This post will deviate from computer-related posts and document a life-hack calculation instead. This question came up when my girlfriend and I were packing for a road trip in our F-150 truck. We were thinking of bringing an electric kettle with us, but we wanted to know if the truck’s battery would be up to the task of boiling the kettle.

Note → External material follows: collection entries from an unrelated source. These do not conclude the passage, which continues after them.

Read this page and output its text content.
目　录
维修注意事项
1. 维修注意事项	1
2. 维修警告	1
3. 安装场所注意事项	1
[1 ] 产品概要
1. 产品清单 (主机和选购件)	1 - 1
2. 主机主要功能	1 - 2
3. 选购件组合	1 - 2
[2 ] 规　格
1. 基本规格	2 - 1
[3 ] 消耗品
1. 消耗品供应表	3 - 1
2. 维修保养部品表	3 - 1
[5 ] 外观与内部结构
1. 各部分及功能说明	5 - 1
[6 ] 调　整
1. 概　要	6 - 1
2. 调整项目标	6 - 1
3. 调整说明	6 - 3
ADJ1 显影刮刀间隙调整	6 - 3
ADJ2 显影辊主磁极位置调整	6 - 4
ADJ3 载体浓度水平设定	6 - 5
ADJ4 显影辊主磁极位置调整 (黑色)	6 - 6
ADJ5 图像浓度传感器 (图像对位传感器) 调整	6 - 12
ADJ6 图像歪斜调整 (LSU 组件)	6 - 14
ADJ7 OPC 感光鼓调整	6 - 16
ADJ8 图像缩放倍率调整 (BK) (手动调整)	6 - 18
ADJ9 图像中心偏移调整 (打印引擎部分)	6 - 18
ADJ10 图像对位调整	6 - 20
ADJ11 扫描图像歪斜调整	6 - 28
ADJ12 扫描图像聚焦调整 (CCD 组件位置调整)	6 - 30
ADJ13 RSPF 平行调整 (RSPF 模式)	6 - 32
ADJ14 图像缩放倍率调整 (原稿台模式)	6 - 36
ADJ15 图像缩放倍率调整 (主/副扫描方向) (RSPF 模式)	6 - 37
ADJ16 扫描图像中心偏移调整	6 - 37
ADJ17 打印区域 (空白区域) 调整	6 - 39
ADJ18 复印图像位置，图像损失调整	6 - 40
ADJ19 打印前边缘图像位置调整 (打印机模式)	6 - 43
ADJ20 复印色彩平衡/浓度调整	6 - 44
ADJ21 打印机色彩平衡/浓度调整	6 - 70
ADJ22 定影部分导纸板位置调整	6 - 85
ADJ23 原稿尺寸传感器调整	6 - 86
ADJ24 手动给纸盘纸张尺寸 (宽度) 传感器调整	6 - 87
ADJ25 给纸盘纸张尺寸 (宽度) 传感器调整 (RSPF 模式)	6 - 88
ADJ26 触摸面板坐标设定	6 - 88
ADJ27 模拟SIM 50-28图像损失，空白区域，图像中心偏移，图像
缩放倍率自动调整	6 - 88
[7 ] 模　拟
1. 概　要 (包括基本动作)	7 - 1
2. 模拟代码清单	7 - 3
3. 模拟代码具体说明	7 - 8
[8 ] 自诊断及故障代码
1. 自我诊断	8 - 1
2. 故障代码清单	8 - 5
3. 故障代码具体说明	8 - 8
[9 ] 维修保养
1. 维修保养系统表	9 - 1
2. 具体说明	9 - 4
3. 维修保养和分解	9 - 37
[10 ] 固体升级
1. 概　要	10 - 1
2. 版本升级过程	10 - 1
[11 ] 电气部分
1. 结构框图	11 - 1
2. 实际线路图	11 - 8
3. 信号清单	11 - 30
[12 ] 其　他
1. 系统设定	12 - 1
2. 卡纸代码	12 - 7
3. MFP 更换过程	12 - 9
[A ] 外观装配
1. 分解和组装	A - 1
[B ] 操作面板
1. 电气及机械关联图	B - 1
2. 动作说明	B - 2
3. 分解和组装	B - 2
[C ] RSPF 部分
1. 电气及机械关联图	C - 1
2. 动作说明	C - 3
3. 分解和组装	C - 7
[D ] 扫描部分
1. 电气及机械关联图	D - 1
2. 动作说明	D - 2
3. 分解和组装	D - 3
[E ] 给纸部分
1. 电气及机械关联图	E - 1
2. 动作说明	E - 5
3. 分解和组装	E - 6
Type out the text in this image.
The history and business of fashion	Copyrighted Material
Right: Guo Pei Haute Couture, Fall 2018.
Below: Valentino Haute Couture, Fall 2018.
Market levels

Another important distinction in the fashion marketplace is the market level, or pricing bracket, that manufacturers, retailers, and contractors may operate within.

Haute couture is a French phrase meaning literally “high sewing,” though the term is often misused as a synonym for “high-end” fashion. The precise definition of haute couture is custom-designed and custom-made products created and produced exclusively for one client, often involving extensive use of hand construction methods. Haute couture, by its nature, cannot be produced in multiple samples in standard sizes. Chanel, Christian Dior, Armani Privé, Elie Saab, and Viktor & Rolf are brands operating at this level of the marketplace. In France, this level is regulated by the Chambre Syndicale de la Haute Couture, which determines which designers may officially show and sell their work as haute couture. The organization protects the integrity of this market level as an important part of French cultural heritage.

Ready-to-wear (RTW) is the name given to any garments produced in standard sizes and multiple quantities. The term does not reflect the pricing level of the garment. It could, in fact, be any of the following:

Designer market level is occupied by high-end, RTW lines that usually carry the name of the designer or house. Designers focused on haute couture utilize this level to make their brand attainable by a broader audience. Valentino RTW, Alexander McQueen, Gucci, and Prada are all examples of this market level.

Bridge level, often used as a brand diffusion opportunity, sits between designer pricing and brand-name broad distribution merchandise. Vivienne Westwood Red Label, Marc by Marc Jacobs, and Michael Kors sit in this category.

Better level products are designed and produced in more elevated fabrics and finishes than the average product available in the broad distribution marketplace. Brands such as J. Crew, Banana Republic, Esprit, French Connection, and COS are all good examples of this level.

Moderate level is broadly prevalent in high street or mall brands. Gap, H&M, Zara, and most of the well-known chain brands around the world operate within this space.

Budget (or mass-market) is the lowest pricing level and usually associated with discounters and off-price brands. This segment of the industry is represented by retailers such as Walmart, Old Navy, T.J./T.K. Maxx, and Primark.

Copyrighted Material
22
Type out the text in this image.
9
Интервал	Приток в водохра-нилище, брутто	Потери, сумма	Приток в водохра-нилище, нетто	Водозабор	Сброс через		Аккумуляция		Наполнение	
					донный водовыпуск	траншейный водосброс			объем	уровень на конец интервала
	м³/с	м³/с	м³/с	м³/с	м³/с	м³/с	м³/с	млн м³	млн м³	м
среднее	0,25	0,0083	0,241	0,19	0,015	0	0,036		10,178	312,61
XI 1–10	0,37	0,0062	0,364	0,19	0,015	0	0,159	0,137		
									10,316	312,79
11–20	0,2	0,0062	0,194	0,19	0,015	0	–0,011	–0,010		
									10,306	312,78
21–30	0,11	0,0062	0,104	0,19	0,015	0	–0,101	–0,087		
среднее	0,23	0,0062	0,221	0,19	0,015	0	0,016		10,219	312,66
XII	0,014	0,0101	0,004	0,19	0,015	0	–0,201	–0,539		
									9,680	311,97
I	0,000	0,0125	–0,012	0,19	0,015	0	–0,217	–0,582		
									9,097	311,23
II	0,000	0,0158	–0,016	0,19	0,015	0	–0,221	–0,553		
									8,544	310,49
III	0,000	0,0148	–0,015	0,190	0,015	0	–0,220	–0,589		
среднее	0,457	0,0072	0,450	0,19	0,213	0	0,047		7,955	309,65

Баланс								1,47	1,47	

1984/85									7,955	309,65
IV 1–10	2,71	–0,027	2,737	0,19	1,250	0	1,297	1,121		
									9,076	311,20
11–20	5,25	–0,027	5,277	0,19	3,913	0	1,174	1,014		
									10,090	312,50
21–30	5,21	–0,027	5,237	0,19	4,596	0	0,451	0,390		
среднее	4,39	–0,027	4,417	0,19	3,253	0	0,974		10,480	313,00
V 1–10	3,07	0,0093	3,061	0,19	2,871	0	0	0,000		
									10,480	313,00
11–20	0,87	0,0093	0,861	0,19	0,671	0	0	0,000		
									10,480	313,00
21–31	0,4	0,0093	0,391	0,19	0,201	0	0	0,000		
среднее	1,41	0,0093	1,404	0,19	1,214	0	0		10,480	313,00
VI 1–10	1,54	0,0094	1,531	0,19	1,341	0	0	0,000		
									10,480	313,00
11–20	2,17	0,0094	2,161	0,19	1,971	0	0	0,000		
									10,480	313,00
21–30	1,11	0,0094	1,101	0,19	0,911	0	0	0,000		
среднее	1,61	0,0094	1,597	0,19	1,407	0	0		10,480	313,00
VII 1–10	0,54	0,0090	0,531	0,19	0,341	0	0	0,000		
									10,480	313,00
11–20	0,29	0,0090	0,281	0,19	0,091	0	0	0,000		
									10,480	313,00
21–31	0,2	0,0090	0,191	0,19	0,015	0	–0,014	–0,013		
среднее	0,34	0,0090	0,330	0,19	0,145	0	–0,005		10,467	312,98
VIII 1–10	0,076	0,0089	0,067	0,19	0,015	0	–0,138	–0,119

This post documents the calculations for posterity.

### F-150 Battery

Voltage : 12V Capacity: 72Ah Cranking Amps: 900A (we can safely draw 900A for 30s, with voltage staying above 7.2V)

### The Kettle

Average Power Usage: 2200W Time to boil: 200s

### Battery Usage

Amount of Energy needed: 2200W * (1h * 200s / 3600s) = 122.22Wh Plus inefficiency of the inverter (85%): 122.22Wh / 0.85 = 143.78Wh Amp-hours of battery needed: 143.78Wh / 12V = 11.98Ah So, boiling a kettle drains: 11.98Ah / 72Ah =16.7% of battery

### However

Kettle will continuously draw:

11.98Ah / (1h * 200s / 3600s) =217.82 Amps

If we assume a linear degradation of voltage, then time to 7.2V (based on battery’s Cold Cranking Amps (CCA)) at 217.82A draw is:

30s / (217.82A/900A) =123.95 seconds

So the battery can supply the necessary current for 123.95 seconds, but we need 200 seconds to boil the kettle. So, even though we only need 16.7% of battery, the rate of consumption takes the battery voltage below 7.2V for

(200s - 123.95s) =76.05 seconds

### Summary

Boiling a kettle uses **16.7%** of battery capacity, but for the last **76 seconds** the battery is pushed into operating outside of the designed parameters due to rate of discharge. Don’t know how serious or not serious that is. Please comment if you know more! We used the kettle in the truck, and it worked, so this calculation is supported by empirical evidence :).